CST week 5

circlewoman

 

A ranting inspired by Sitting, Writing, Speaking, Yearning: Reflections on Scholar-Shaping Techniques

“The human body can no longer be figured either as a bounded entity or as a naturally given and distinct part of an unquestioned whole that is itself conceived as the “environment.” The boundaries between bodies and their components are being blurred, together with those between bodies and larger ecosystems” (Smelik, Lykke x)
-Bits of Life

In seminar last week, I noticed the way we talked about the technological community at a distance- “they” and we spoke about American culture as a whole, a broad America, and about the relationship between technology and human interaction in pedagogy. The only thing missing in our conversations was our own presence, our own insertion of self and therefore self awareness, into the dialogue. We spoke as if we were not in the technological community ourselves dispite our constant engagement with it in and outside the classroom, as if Americans were animals in a zoo we had recently visited and not in fact our own culture, and we spoke of learning as if we ourselves are not students. It was quite strange.

You may have notices that sometimes I roll around on the floor. I stretch my legs over my head, I twist my back and reach my arms up and up and up overhead.  Sometimes people stare at me. Maybe they don’t know why I am rolling on the floor of the classroom? Well I am doing it because it feels good, it circulates my blood, it brings energy into my brain. Referencing the body so overtly in a room designed for intellectual exercise only- seems to make people uncomfortable, embarrassed, or at the very least, interested.

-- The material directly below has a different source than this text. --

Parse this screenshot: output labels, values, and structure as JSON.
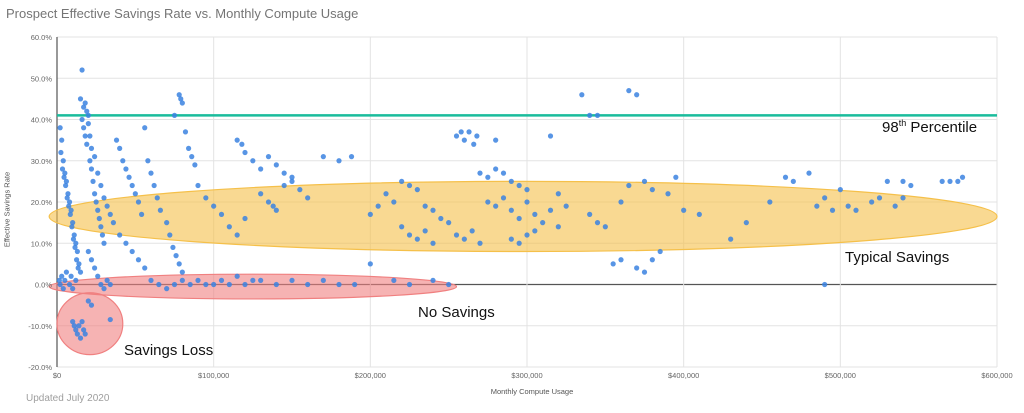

This comes back to the moment where a man holding a scanner, leashed to a computer dutifuly held by another (man) circle my body in the corner of a computer lab. Circling while I stand with out moving. Circling while others stream over to watch. Circling while me behind, where I am aware of my body in the classroom, my body on the screen, that I am a woman, the contours of my ass, the shape I am becoming, the fact I didnt brush my hair. This is the literal process of creating plastic reproduction- the DNA of my miniature 3D plastic self. There is something uncomfortably physical about the copulating of digital and physical world to create another person- the lifeless and plastic mini self that is birthed through 3D printer. My classmates, witness to this dance, are drawn to reproduction in the way, and get scans of themselves in turn.
Sources:

Lykke, Nina. “An Introduction.” Bits of Life: Feminism at the Intersections of Media, Bioscience, and Technology. Ed. Anneke Smelik. Seattle: U of Washington, 2008. X. Print.